Contrast therapy is being built into new spa and wellness designs as a core feature, not a niche extra.
Australia in particular is embracing sauna and bathhouse culture, drawing on Finnish, Nordic and Japanese influences in both urban and regional spaces.
The places that stand out now tend to be:
Bathhouses with serious design and proper recovery tools, plus optional treatments.
Spas with proper thermal circuits, not just a token sauna in the corner.
Wellness clubs that feel like third spaces. You stay, you linger, you connect.
In other words, the question is no longer “spa or bathhouse?” but:
Where on the spectrum between spa and bathhouse does this place sit, and is that what I want today?
Safety and Who Should Be Cautious
Hot and cold therapies are powerful, but they’re not for everyone.
Most mainstream guidance suggests people with:
cardiovascular issues,
uncontrolled high or low blood pressure,
certain heart conditions,
pregnancy, or
complex medical histories should talk to a health professional before intense sauna or cold immersion.
Spas and bathhouses are increasingly good at flagging this in their booking flows, but it’s still worth:
starting gently,
keeping sessions shorter at first, and
listening to how your body feels after, not just during.
So… Spa or Bathhouse?
If you strip all the branding away, the difference looks like this:
Go spa when you want: Focused, hands-on care, professional treatment, specific outcomes (pain, skin, tension).

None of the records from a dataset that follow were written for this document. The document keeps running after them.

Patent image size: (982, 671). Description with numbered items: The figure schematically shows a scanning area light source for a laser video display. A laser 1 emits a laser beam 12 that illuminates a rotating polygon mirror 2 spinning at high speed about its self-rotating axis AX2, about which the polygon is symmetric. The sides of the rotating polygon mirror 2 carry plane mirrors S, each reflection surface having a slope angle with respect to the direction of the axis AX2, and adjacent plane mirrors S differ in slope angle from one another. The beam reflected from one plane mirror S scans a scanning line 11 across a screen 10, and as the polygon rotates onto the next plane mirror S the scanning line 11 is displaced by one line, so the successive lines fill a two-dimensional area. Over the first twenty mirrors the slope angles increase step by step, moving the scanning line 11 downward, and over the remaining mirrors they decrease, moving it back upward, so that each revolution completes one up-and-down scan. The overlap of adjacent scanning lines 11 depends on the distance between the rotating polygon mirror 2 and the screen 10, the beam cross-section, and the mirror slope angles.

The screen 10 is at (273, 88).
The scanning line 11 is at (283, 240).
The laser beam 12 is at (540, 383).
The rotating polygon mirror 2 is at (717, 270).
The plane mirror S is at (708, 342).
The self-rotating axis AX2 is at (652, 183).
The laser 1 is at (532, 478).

Go bathhouse when you want: Elemental reset, ritual, community, nervous-system regulation, or a cost-effective ongoing wellness habit.
Go hybrid when you want: The best of both: move, sweat, plunge, rest… then let someone skilled work on your body.
The industry will keep blending categories. Labels will keep shifting.
But if you choose based on how you want to feel when you walk out, you’ll almost always land in the right place, no matter what the sign on the door says.